Speaking for the government of Somaliland at both sites (RDA and HWA), the State Minister of Finance, Osman Sahardid said that that ‘’ It is apparent to everybody the progress made in the roads sector specifically the rehabilitation of Lafaruk- Berbera Road, Kalabaydh – Dila road and now the laboratory equipment which will bring a lot of benefits including testing of road construction materials for the benefits of our roads in Somaliland.  The water upgrading project for Hargeisa is similarly helpful in contributing to provision of adequate accessible water to Hargeisa residents. On behalf of the Government of Somaliland and its people, I would like to thank the government and people of UK, Denmark, Norway and the Netherlands for their contributing to the Somaliland Development Fund and making all this happen”.

SDF has allocated USD 9,928,630 to RDA for roads rehabilitation in Somaliland; namely, the rehabilitation of Lafaruk-Berbera-Sheikh and Kalabaydh-Dilla roads. A portion of this amount was utilised for procurement of the laboratory equipment which are meant to increase RDA capacity for testing of road construction materials (for earth works and Asphalt) for quality control and assurance purposes in both new construction and rehabilitations.
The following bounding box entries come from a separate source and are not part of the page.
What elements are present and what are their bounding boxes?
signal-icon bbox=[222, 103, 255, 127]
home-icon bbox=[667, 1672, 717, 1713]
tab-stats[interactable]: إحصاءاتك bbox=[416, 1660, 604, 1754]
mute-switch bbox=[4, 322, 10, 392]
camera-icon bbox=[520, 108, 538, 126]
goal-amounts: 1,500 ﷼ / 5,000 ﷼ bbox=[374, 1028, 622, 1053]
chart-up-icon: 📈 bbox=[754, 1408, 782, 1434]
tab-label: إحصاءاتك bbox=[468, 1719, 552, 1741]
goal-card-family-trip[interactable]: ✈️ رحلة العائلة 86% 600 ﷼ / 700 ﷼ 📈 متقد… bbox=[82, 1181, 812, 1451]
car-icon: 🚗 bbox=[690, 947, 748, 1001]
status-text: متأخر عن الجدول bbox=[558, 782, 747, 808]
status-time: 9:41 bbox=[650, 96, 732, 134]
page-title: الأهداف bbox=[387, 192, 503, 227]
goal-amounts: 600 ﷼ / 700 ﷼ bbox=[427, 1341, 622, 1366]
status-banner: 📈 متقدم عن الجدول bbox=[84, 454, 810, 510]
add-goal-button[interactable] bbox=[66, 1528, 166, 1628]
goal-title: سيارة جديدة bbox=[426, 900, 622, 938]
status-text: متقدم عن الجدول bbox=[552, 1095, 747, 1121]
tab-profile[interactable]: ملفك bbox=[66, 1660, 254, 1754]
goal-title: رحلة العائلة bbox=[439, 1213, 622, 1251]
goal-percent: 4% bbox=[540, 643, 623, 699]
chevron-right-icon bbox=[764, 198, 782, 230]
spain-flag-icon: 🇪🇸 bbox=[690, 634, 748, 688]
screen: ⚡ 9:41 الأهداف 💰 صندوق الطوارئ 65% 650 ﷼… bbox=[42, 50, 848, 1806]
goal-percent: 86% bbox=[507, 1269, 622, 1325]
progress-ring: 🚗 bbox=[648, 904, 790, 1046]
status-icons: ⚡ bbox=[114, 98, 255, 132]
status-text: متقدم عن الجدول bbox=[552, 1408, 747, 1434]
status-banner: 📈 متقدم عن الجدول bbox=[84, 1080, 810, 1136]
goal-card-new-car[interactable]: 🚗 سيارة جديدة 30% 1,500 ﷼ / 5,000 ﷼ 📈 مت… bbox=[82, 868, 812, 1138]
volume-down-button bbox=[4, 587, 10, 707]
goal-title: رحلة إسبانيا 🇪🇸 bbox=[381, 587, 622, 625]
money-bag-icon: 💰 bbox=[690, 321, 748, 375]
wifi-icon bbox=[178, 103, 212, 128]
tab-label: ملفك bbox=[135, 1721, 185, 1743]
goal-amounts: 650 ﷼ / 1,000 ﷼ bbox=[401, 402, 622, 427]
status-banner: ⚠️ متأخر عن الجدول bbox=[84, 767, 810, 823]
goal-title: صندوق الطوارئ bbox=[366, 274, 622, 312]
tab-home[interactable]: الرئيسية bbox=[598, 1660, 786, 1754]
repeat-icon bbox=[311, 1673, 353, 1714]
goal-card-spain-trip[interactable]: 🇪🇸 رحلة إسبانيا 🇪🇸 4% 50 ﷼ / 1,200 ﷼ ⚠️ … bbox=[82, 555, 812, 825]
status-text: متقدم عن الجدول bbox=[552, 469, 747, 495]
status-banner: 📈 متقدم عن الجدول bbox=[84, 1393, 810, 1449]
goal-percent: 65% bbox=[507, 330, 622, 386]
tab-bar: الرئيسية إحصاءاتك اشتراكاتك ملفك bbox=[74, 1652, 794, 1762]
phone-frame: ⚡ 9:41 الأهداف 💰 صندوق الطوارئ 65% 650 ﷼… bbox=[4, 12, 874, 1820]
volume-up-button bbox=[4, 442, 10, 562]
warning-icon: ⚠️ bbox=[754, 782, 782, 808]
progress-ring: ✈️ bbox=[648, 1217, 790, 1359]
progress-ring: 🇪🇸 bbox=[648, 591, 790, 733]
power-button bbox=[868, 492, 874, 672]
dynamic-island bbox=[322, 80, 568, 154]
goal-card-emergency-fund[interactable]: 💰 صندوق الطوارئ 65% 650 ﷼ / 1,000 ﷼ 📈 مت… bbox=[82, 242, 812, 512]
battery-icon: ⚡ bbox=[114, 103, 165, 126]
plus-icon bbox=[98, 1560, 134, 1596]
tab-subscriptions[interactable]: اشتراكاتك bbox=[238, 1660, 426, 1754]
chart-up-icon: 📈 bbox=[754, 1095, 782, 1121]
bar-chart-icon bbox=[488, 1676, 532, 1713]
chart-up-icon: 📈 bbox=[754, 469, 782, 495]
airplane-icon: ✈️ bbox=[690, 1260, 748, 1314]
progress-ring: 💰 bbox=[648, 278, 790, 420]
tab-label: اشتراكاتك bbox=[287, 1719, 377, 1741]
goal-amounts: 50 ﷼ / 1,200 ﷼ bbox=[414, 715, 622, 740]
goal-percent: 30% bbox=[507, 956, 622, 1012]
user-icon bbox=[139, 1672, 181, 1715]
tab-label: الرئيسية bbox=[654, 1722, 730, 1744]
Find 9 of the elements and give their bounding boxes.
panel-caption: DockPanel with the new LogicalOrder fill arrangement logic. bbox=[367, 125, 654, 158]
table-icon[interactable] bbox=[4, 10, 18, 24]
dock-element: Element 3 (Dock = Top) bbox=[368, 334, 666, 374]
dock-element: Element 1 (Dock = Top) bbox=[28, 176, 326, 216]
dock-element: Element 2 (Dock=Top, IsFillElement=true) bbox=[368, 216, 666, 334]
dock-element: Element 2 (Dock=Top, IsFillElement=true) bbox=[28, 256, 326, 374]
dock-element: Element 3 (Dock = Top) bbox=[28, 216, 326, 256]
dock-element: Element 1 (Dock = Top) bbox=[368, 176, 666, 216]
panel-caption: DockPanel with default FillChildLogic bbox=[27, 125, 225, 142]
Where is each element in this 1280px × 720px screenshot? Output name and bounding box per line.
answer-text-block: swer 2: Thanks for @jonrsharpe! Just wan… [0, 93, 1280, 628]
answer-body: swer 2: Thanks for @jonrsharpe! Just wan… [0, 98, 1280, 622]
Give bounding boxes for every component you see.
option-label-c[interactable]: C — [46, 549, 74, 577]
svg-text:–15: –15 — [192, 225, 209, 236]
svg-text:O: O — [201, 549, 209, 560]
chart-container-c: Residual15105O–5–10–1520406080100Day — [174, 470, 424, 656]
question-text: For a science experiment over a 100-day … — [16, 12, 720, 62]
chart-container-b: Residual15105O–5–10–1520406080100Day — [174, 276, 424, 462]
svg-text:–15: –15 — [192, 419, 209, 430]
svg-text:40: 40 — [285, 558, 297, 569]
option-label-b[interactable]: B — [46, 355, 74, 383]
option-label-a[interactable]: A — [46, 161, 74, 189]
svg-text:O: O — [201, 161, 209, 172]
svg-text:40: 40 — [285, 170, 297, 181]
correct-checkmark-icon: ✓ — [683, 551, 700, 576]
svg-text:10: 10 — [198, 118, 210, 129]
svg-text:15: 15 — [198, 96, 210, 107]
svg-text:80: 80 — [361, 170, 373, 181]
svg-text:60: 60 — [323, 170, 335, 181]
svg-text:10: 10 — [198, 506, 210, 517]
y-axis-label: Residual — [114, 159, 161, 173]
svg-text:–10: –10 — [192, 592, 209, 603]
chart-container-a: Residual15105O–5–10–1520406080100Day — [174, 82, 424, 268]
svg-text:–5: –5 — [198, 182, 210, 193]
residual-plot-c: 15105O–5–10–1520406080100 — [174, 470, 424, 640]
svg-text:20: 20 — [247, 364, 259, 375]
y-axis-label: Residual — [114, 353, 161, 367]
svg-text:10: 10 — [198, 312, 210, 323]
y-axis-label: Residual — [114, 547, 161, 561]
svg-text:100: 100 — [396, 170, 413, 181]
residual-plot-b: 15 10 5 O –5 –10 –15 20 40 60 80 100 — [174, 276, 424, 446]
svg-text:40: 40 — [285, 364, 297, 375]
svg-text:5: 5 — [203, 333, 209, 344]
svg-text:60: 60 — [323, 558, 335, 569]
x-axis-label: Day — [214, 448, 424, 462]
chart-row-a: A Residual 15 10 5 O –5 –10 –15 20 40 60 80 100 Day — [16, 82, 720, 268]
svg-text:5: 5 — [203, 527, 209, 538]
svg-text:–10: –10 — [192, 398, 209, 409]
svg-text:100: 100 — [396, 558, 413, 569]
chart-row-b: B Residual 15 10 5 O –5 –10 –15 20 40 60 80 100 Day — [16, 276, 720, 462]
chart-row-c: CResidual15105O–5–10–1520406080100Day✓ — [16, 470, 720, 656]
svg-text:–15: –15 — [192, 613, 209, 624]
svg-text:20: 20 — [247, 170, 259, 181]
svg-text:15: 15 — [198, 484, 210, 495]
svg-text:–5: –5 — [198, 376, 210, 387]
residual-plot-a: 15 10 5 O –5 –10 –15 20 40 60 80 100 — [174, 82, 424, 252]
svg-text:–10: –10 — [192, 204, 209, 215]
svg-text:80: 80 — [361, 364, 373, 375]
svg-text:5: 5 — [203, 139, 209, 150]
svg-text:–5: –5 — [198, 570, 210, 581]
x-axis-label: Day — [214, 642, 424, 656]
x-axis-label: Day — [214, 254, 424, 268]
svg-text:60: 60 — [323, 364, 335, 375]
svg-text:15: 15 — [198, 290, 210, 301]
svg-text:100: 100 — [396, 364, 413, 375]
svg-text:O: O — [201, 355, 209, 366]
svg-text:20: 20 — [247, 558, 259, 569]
Similarly, the SDF allocated USD 9,503,000 for the upgrading and extension of the Hargeisa Water Supply System; namely the procurement of pipes for the 23 KM of pipeline mains from the Geed Deeble Pumping Station to the Hargeisa Chinese Reservoir, the drilling of 3 boreholes in Hora Hadley, the installation of 6.8km of new pipework between the Hora Haadley and Ged Deeble well fields, the establishment of a small-scale water supply system for Dar-es-Salaam village, and the supply of ductile iron pipes for the upgrading of the Ged Deeble wellfield collector system which connects the new and existing boreholes to the pumping station. These activities are implemented by UN-Habitat. The above stated allocation is also funding the construction of Ayaha 1&2 Settlement Water Supply which is implemented by Terre Solidali.

SDF is a 4- year fund designed to support the Government of Somaliland (GoSL) in filling critical gaps that are fully aligned to the National Development Plan (NDP). The SDF is currently funded by the UK’s Department for International Development (DFID), the Danish International Development Agency (DANIDA) and the Governments of Norway and The Netherlands.